Google Bard is now available for everyone to use. How does it work?

Bard will be ‘more widely available to the public in the coming weeks,’ Google boss Sundar Pichai says  (Google)
Bard will be ‘more widely available to the public in the coming weeks,’ Google boss Sundar Pichai says (Google)

Google has announced Bard, its upcoming chatbot and rival to the headline-grabbing ChatGPT, and the service is now available for people to try out in 180 countries around the world.

If you’re not a big tech nerd, a pertinent question might not be whether Bard is going to cause the AI apocalypse or kill off your favourite author’s career. It’s Google Bard: why should I care?

Here, we get to the bottom of that with quick and breezy answers to a few other questions about Google Bard. And, no, none of these was written by an AI.

What is Google Bard?

Google Bard is the chatbot from Alphabet/Google we’ve been hearing about ever since the public caught wind of the AI chatbot trend. That was largely brought about by ChatGPT, which launched in November 2022. It’s powered by a slimmed-down version of Google’s LaMDA tech.

The service is also available in Japanese and Korean. Google says it is on track to support 40 more languages soon.

Google says it wants users to provide feedback on how the service works for them.

How do you use Google Bard?

Bard looks quite similar to Google’s browser, and that of Google Assistant on phones and smart displays. That means a plain white text entry box, and answers are spewed out below, a bit like ChatGPT. It looks rather dull and simple, in other words.

In the demo, there is a plain white text entry box and answers are spewed out, a bit like ChatGPT (Google)
In the demo, there is a plain white text entry box and answers are spewed out, a bit like ChatGPT (Google)

Google CEO Pichai describes Bard as an “experimental conversational AI service”. The demo of it in action sees someone ask Bard the findings of the James Webb telescope they can tell their 9-year-old child about.

This is something you might type into an ordinary search engine, probably minus the “9-year-old” bit. But Bard will offer up the information directly rather than, for example, showing you website links on the subject.

Those who have used one of Google smart speakers will have experienced some of this effect already. Bard takes it to the next level by attempting to simulate a conversation, rather than using these smarts as a limited veneer that will eventually just spit out a load of web links.

Google is introducing new features from next week, which include source citations, so you can see where Bard got its information from; a dark mode that’s easier on the eyes; and an “export” button so people can easily move Bard’s responses to Gmail and Google Docs.

How is Google Bard different to ChatGPT?

We currently can’t outline all the fundamental differences between ChatGPT and Bard. Here’s the most important one, however. Bard is made by Google. ChatGPT is made by OpenAI.

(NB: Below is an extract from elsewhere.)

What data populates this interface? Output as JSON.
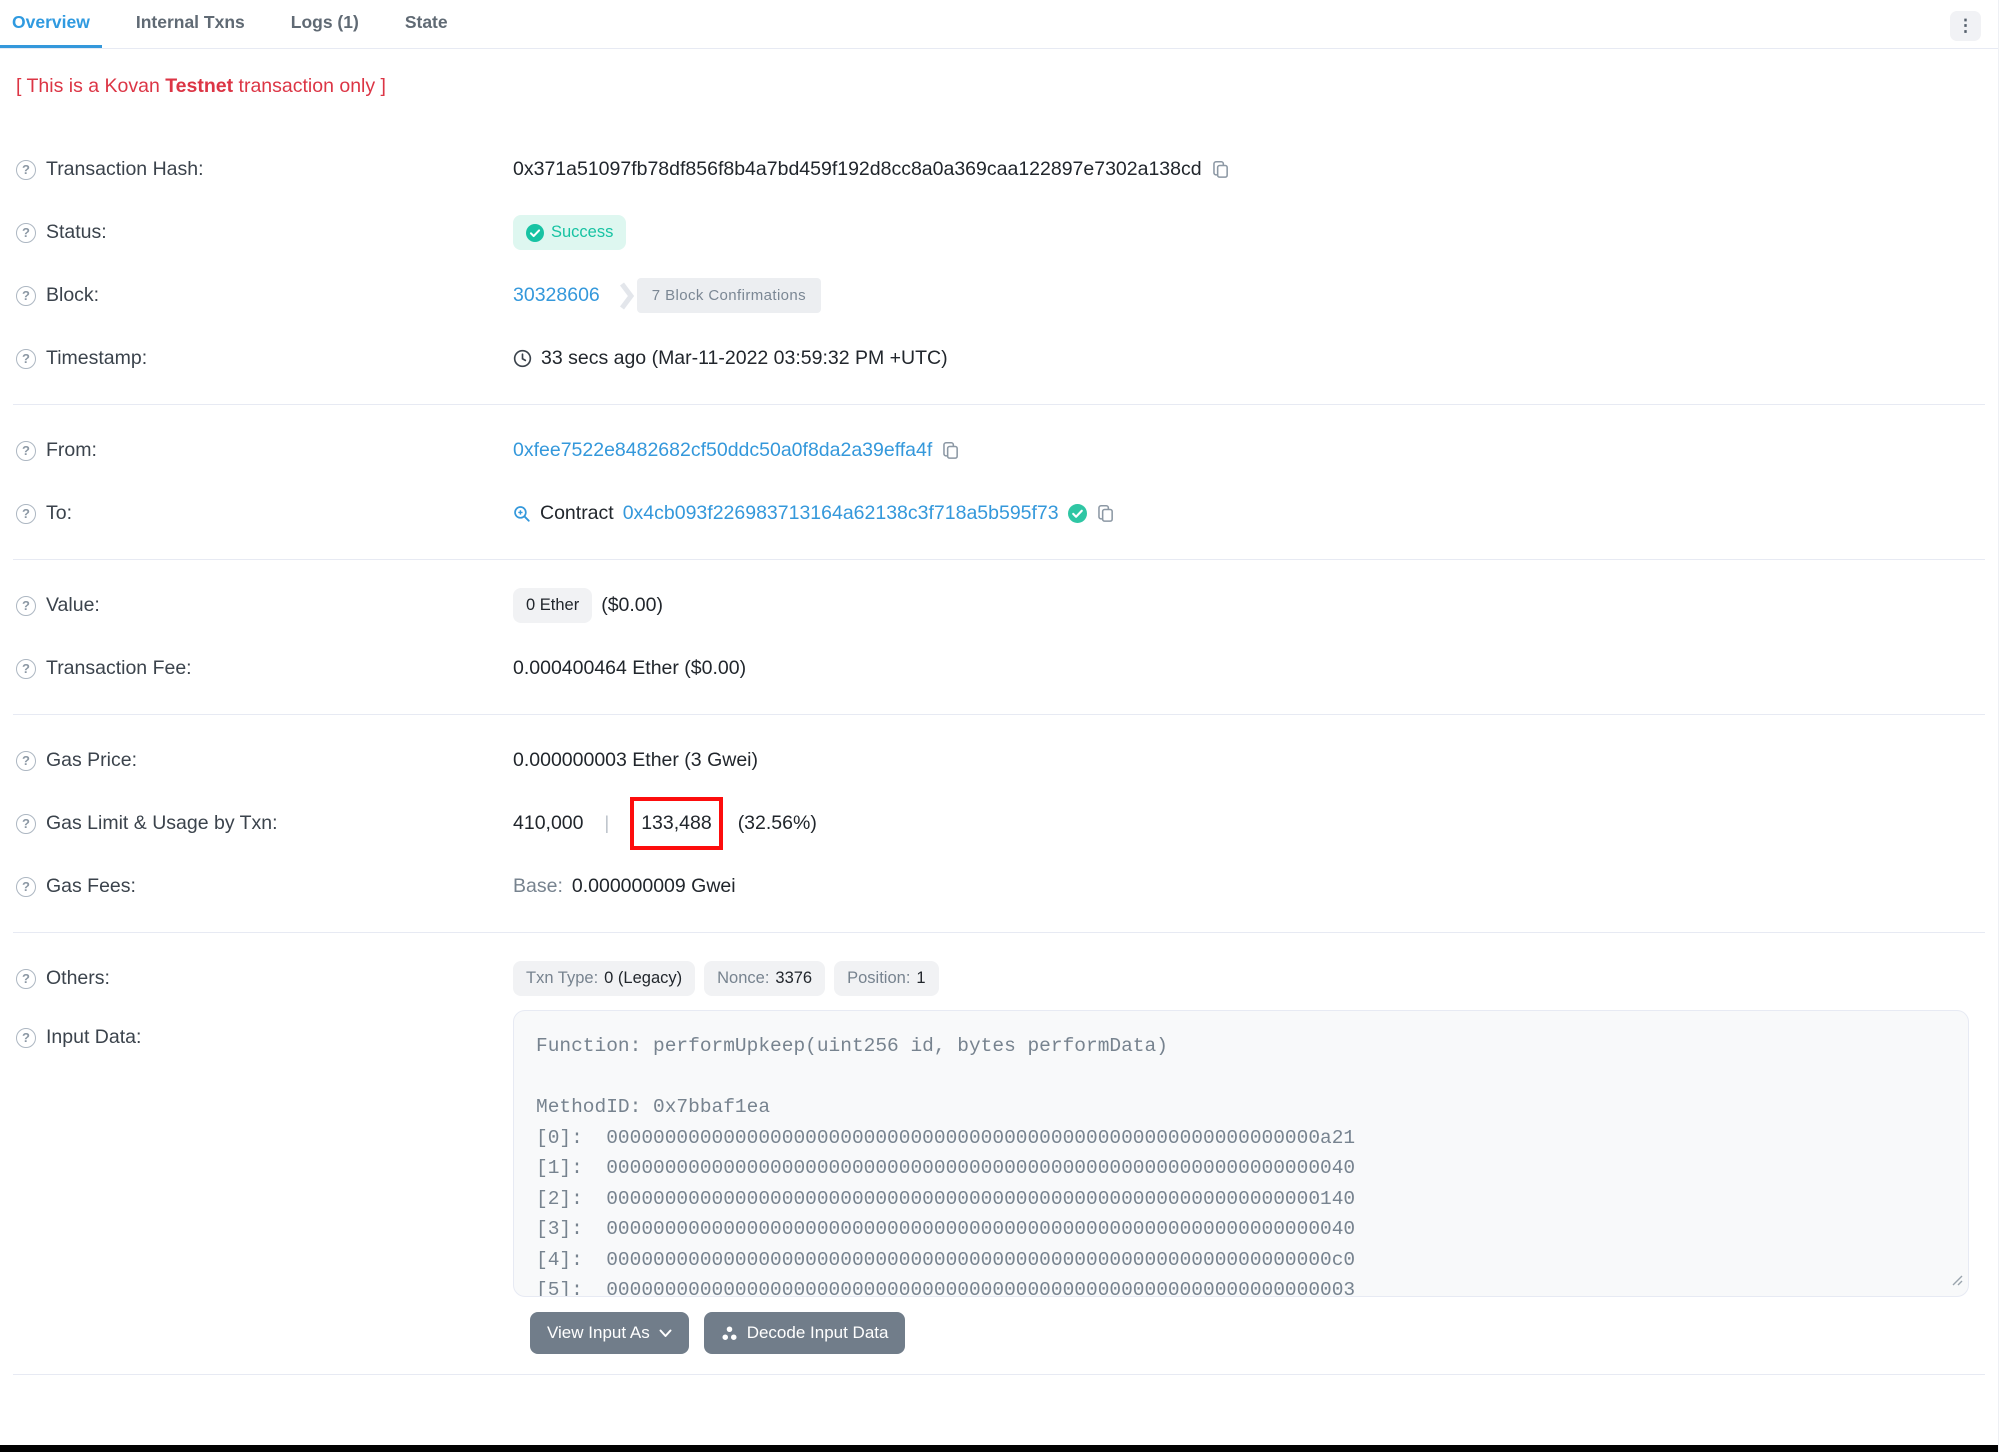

OpenAI was founded in 2015 by a bunch of tech luminaries including Sam Altman, Elon Musk, and Peter Thiel. However, the big recent news is that OpenAI has partnered with Microsoft as part of a “multiyear”, “multibillion-dollar” plan.

Bard versus OpenAI (and chatGPT) is effectively Google versus Microsoft.

What are these AI chatbots for?

From our perspective, as users of tech, these chatbots will become the way we explore the internet. And when merged with the smart assistant tech we’ve been getting to grips with over the last decade, they will also help you to organise your life.

From search engine to smart assistant to AI conversation tech, we’re getting closer to the disembodied voice computer characters seen in sci-fi films.

The question is whether we’re going to get a sort of Star Trek-style tech utopia, or something a little more… crunchy.

What are the dangers of bots such as Google Bard?

ChatGPT has already brought up lots of issues since 2022. Schools and exam boards are worried about students using AI platforms to cheat and do their work for them.

Current-generation AI chatbots are very prone to just making stuff up, too, which has been called a “hallucination”. Much like talking to a confident know-it-all down the pub, ChatGPT will often just fill gaps with fabricated nonsense that — at times — is the polar opposite of the actual truth. But when relayed with confidence, it can still sound persuasive.

This makes AI chatbots potential spreaders of misinformation and disinformation.

They also raise similar ethical questions as those posed by AI image creation tech. What happens when these AI tools mean the source of information never gets any credit any more?

Picture an interview with your favourite author, published on a website that makes money through display ads, through a newsletter and perhaps through a premium subscription that unlocks full access to the site. While a search engine will direct you to this website, an AI chatbot can just pilfer the information and show you it.

While the user experience is neat, it has the potential to ruin revenue streams for entire industries, starving the very sources AI chatbots thrive off.

All AI models are also susceptible to significant bias. One typical example was highlighted in December 2022, where ChatGPT decided a “good scientist” should be white or Asian and male.